Architecture

The magic of onetun lies in its ability to perform network operations typically reserved for the OS kernel entirely in user-space. This is achieved by combining a user-space network stack with a user-space WireGuard implementation.

Core Components

  1. Tokio Runtime: Handles asynchronous I/O, allowing onetun to manage many connections concurrently on a single thread.
  2. Local Sockets: Standard TCP/UDP listeners bound to your local machine (e.g., 127.0.0.1:8080).
  3. Virtual Interface (smoltcp): A complete TCP/IP stack implementation in Rust. It maintains state machines for TCP connections and generates raw IP packets.
  4. BoringTun: Cloudflare's userspace WireGuard implementation. It handles the encryption and decryption of IP packets.
  5. Event Bus: A central broadcasting system (src/events.rs) that moves data between these components.

The Data Flow

Here is the lifecycle of a packet when you send a request to a forwarded port:

1. Client to Virtual Interface

  1. Your browser connects to 127.0.0.1:8080.
  2. onetun accepts the connection and assigns it a Virtual Port.
  3. Data sent by your browser is read by onetun and pushed onto the Event Bus as a LocalData event.
  4. The TcpVirtualInterface picks up this data.

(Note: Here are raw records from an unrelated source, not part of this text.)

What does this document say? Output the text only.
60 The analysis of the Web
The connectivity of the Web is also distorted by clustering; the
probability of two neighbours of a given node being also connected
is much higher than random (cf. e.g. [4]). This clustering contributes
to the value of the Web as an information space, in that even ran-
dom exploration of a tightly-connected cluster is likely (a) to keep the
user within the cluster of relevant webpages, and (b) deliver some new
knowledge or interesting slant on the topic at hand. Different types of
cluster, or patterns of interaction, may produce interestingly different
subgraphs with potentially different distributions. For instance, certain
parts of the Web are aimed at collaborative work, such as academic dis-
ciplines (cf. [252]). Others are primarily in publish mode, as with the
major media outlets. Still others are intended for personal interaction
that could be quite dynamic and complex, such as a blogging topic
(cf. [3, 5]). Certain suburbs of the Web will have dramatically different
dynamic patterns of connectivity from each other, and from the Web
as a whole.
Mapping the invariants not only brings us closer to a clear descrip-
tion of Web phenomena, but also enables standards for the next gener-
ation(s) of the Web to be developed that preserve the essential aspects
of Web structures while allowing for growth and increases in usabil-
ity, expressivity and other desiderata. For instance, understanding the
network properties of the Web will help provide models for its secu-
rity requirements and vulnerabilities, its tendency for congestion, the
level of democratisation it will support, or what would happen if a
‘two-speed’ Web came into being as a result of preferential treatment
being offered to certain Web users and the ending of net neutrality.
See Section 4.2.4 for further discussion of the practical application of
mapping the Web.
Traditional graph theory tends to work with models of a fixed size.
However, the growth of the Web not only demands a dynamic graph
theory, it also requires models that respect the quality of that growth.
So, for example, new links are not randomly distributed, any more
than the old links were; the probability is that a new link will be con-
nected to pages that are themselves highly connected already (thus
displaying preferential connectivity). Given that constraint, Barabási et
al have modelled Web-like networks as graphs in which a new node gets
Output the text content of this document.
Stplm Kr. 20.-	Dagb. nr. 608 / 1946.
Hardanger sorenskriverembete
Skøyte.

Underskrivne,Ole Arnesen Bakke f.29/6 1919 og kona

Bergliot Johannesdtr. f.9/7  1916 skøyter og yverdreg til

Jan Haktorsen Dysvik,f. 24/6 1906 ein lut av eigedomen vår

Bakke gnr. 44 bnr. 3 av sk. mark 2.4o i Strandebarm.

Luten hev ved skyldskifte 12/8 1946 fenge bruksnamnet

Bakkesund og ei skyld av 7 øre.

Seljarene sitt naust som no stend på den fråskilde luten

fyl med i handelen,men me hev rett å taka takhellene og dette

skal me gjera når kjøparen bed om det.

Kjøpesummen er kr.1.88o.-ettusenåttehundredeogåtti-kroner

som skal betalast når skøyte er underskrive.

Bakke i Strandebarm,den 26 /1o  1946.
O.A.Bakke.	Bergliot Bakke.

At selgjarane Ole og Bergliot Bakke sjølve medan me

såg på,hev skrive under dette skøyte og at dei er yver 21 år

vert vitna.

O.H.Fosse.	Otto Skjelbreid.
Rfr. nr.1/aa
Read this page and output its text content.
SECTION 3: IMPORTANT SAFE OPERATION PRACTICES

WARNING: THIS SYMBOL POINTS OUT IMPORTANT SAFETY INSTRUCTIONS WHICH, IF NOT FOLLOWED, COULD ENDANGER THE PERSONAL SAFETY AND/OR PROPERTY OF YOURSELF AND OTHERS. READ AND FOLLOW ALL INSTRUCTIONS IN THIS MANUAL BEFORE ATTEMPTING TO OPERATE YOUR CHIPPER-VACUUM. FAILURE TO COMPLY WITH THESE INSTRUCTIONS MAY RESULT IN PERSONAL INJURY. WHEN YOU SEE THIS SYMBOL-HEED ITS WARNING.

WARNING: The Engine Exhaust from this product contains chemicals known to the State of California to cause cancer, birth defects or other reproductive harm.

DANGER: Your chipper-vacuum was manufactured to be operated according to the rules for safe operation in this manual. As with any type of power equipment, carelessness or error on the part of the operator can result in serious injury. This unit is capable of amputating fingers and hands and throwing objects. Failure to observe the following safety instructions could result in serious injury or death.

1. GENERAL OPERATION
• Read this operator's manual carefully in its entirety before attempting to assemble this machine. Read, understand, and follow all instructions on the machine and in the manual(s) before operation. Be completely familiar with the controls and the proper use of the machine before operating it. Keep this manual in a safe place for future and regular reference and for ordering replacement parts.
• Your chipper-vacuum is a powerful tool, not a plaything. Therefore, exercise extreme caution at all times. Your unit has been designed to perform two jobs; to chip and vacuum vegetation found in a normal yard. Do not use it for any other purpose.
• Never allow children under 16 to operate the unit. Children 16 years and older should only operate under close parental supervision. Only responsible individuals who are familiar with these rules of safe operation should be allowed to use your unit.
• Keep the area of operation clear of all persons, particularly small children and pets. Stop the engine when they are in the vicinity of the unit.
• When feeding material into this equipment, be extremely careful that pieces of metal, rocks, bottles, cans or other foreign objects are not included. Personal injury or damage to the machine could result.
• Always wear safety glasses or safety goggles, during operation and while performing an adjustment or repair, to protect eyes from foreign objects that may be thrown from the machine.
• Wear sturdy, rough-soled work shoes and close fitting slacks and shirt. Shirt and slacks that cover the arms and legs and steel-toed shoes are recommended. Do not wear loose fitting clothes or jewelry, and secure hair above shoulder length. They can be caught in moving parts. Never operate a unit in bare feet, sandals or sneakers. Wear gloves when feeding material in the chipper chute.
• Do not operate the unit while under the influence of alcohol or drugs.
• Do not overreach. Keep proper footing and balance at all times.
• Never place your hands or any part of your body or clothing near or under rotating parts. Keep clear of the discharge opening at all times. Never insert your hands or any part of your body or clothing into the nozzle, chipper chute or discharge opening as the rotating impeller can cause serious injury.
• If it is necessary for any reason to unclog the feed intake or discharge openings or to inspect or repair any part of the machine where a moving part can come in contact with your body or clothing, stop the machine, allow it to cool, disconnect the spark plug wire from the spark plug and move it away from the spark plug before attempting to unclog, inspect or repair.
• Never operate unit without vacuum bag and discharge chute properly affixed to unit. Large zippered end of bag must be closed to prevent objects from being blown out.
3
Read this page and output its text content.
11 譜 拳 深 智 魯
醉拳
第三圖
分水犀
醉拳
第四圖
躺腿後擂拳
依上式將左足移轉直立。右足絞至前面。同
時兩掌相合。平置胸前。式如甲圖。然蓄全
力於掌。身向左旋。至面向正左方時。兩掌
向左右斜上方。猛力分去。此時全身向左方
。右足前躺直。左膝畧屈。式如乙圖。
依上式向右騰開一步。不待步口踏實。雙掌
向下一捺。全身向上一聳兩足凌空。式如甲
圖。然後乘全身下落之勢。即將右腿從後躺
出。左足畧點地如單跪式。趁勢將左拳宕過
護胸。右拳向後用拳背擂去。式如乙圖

It mimics a network interface, "injecting" this data into a virtual TCP socket inside the smoltcp state machine.

2. IP Encapsulation

  1. smoltcp processes the data and decides it needs to send a TCP packet. It generates a raw IPv4/IPv6 packet.
  2. This raw packet is emitted to the Event Bus as an OutboundInternetPacket.

3. WireGuard Encryption

  1. The WireGuardTunnel component listens for OutboundInternetPacket events.
  2. It takes the raw IP packet and uses boringtun to encrypt it according to the WireGuard protocol.
  3. The encrypted payload is sent via a standard UDP socket to the configured WireGuard Endpoint.

4. The Return Trip

  1. The WireGuard endpoint responds with an encrypted UDP packet.
  2. WireGuardTunnel receives it, decrypts it using boringtun, and extracts the inner IP packet.
  3. This packet is published to the Event Bus as an InboundInternetPacket.
  4. The VirtualIpDevice feeds this packet back into smoltcp.
  5. smoltcp processes the TCP ACK/Data, and the virtual socket becomes readable.
  6. onetun reads the payload from the virtual socket and writes it back to your browser's real TCP connection.

UDP Virtualization

UDP is stateless, which presents a challenge for mapping "connections". onetun manages a pool of virtual ports (src/tunnel/udp.rs).

  • When a UDP datagram arrives from a new peer, onetun assigns it a virtual port from a pool.
  • This mapping is kept for a timeout period (default 60 seconds).
  • If the pool is exhausted, onetun attempts to reclaim the least-recently-used port.